Les Serres Toundra de Saint-Félicien

«On n'est pas au Bangladesh»

«C'est odieux de dire que les gens ne veulent pas travailler aux Serres Toundra et qu'il va falloir se tourner vers les Mexicains. C'est juste qu'il n'y a pas de formation et d'encadrement de main d'oeuvre».
Une source syndicale très au fait du dossier des travailleurs des Serres Toundra de Saint-Félicien trouve déplorable la situation. Il a fait des rencontres avec certains d'entre eux pour les aider, mais la direction s'est dépêchée de mettre en place un syndicat maison pour ne pas avoir un «vrai» syndicat dans les pattes. «Nous avons eu quatre assemblées et rencontré 50 personnes au mois de novembre. Ils ont tout fait pour bloquer la venue d'un vrai syndicat. C'est bidon leur syndicat. C'est tout croche», lance-t-il.
Une première convention a été signée le 14 octobre. Elle a été déposée au ministère de Travail le 18 novembre. Elle venait à échéance le 12 janvier 2017.
Jeudi soir, une nouvelle convention de six ans a été déposée aux travailleurs. «Ils profitent du manque de connaissance des travailleurs pour leur passer n'importe quoi. Ils ne savaient même pas qu'ils étaient syndiqués. De toute façon, c'est comme s'il ne l'était pas. Ils ont une probation de 2000 heures à faire pour avoir des droits. Le président de syndicat est une marionnette du patron, ça n'a pas de bon sens en 2017, on n'est pas au Bangladesh», s'enflamme-t-il.
Cette source doit garder l'anonymat pour ne pas que le syndicat qu'il représente se fasse accuser de faire du maraudage syndical.
Jeudi soir les travailleurs se sont vus remettre à la fin d'une réunion une convention collective qu'ils n'avaient jamais consultée. Selon notre source, il s'agit d'une façon de faire qui n'est pas légale. «Il faut qu'elle soit imprimée 72 heures avant la réunion et disponible aux membres 48 heures avant cette assemblée. Cette convention doit être soumise au vote secret, ce qui n'a pas été fait selon ce que j'ai appris. Cette convention n'est donc pas légale», tranche-t-il.
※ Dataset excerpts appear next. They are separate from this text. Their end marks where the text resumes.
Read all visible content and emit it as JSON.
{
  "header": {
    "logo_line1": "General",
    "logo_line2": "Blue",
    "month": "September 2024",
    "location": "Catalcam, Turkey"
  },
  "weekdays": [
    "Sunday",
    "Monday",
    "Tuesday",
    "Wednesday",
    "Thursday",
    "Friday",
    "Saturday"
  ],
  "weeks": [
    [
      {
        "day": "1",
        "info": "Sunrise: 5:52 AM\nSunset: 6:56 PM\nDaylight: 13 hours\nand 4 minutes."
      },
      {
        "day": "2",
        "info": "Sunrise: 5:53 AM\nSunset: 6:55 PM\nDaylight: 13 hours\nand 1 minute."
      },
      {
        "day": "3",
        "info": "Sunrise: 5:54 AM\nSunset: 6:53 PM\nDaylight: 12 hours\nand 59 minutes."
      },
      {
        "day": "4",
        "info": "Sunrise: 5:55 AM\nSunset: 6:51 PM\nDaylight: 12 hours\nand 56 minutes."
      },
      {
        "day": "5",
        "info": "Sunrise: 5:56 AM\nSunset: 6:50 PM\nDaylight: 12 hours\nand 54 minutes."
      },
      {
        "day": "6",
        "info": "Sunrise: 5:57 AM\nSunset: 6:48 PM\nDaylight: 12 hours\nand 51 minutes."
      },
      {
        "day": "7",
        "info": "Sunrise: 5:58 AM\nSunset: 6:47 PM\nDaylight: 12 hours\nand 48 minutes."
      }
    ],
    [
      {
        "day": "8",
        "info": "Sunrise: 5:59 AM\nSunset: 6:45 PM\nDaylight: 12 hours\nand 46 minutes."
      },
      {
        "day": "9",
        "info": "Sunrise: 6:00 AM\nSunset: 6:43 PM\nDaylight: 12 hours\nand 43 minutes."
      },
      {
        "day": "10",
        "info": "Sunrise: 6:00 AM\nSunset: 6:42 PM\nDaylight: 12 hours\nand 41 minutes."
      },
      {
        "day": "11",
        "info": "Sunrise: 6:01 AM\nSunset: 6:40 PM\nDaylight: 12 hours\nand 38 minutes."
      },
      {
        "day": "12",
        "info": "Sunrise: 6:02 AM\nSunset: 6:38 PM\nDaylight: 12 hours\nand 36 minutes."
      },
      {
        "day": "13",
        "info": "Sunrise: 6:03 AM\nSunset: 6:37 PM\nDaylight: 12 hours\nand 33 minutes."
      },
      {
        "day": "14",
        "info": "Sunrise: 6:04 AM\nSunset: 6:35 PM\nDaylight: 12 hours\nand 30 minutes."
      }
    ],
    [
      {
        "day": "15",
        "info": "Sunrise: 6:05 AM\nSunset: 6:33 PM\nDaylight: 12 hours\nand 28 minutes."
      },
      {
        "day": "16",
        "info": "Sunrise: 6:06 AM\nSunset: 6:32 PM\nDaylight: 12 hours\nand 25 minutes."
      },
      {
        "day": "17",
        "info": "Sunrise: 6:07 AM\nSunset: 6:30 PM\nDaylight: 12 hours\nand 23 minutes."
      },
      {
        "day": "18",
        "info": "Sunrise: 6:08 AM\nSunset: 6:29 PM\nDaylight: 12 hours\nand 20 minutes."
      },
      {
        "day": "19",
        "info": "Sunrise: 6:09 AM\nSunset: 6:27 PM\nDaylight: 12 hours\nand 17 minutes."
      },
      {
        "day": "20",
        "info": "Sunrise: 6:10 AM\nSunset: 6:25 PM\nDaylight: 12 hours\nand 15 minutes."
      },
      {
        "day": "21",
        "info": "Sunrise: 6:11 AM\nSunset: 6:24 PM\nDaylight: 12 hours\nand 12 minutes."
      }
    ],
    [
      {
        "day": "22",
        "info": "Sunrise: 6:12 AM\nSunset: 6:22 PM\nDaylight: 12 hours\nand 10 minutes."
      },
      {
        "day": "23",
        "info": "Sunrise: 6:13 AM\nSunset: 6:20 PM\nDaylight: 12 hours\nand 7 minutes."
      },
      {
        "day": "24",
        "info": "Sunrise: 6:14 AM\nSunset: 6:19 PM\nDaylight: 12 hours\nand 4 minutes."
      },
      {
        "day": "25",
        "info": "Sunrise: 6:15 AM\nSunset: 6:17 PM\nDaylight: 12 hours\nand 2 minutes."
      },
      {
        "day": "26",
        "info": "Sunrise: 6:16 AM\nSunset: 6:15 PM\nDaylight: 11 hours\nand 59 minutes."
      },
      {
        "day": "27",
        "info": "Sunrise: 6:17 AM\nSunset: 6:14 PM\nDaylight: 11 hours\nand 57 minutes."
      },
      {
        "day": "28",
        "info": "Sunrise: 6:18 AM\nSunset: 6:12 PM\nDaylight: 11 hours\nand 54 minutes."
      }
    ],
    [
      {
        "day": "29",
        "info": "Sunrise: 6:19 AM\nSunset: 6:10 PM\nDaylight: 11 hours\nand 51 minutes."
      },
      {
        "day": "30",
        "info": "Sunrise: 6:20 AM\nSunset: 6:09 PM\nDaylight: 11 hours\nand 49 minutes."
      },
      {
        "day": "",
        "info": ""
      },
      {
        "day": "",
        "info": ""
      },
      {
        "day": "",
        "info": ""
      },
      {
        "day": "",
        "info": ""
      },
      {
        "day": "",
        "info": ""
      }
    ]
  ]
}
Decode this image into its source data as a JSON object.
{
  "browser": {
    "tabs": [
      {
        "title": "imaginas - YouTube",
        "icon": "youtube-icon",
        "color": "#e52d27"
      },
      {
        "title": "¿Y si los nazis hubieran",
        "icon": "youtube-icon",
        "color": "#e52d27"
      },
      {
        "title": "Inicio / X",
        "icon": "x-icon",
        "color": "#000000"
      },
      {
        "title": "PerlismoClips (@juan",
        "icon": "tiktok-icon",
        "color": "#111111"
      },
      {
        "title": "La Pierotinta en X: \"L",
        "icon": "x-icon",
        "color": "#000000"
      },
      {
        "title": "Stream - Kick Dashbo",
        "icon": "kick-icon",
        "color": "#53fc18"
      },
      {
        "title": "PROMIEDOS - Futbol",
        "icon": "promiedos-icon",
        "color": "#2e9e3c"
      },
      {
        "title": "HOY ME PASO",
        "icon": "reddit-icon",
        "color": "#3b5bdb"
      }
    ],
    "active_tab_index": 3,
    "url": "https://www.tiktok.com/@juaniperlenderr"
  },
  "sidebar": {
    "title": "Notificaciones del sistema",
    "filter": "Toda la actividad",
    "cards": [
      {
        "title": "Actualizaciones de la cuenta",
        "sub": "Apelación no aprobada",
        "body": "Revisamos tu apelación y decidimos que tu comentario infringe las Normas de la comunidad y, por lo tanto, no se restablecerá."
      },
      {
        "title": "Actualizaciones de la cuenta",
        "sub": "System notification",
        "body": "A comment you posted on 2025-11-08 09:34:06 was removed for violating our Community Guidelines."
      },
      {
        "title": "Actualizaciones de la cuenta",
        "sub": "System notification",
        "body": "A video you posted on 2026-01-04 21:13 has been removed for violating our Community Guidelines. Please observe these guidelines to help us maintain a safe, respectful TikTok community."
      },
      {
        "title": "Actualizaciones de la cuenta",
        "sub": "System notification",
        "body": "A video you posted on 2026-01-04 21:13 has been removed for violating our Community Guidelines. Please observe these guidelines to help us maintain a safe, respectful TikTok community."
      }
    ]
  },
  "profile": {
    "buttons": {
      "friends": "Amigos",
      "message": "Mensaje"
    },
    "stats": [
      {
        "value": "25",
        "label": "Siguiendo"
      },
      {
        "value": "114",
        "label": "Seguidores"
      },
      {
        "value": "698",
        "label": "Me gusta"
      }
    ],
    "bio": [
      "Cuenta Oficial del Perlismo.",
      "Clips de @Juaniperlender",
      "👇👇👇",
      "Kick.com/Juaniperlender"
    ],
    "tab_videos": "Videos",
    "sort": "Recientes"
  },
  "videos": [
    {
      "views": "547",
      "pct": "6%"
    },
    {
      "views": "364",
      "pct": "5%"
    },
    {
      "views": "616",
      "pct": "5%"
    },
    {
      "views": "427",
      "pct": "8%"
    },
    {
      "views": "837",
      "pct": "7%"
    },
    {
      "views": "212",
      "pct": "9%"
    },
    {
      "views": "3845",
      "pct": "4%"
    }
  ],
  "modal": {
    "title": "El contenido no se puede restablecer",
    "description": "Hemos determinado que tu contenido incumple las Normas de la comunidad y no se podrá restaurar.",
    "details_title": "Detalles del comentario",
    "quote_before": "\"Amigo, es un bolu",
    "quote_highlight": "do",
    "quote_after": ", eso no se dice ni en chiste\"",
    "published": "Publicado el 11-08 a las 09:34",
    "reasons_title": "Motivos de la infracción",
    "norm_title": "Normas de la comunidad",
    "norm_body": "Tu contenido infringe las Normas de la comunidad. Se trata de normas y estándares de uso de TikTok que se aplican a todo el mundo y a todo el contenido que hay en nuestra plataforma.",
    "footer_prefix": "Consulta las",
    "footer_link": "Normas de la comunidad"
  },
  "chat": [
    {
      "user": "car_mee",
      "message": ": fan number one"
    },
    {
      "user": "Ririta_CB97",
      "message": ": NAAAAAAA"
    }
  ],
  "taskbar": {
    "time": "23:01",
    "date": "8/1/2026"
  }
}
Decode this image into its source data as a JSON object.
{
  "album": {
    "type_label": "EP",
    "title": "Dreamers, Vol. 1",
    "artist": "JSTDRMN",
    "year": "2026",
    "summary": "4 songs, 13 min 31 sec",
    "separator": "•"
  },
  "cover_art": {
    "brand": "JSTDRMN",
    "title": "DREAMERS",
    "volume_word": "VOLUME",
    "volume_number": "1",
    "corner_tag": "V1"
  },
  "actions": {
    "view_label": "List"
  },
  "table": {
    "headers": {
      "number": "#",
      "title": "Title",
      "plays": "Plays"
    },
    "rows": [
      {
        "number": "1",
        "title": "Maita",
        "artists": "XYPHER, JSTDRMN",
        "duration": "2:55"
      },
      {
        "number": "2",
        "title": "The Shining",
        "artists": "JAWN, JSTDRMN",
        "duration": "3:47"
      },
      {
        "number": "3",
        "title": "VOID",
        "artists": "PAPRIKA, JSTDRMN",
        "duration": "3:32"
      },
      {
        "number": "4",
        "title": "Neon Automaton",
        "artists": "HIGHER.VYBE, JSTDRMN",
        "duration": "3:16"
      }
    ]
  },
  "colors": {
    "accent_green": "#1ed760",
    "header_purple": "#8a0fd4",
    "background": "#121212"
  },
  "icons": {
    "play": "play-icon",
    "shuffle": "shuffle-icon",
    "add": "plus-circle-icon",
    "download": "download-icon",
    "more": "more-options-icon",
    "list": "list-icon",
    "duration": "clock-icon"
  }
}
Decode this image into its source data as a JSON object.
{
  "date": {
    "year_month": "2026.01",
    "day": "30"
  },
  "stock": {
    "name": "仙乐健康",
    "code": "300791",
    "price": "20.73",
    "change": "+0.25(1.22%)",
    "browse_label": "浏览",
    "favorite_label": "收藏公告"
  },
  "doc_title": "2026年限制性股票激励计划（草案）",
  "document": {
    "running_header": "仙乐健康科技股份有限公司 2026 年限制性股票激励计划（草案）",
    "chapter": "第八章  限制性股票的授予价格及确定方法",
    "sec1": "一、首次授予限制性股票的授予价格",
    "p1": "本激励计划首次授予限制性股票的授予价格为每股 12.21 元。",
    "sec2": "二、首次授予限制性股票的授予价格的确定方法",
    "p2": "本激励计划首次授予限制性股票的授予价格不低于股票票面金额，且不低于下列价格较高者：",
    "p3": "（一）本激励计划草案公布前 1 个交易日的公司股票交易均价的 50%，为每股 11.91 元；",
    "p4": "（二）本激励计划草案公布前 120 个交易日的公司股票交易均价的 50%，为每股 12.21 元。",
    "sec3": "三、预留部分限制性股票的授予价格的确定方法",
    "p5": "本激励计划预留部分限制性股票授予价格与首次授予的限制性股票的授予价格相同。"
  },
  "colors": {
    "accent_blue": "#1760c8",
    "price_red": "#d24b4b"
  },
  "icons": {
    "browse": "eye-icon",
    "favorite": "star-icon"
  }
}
Cette source indique que ce n'est pas les questions salariales qui posent problème aux Serres Toundra. «C'est dommage ce qui arrive. C'est une belle entreprise, mais qui doit prendre le temps de démarrer. Là, on tape sur la tête des travailleurs et on ne leur donne pas la chance de s'améliorer. Il faut les valoriser et les encadre. Ensuite, ils seront en mesure de performer», suggère-t-il.
Surtout que l'entreprise a reçu une subvention de 600 000$ pour assurer la formation de la main-d'oeuvre.
Des difficultés avec la gestion des ressources humaines, croit Potvin
Le maire de Saint-Félicien, Gilles Potvin, concède que les promoteurs des Serres Toundra ont mal évalué la gestion de la main d'oeuvre.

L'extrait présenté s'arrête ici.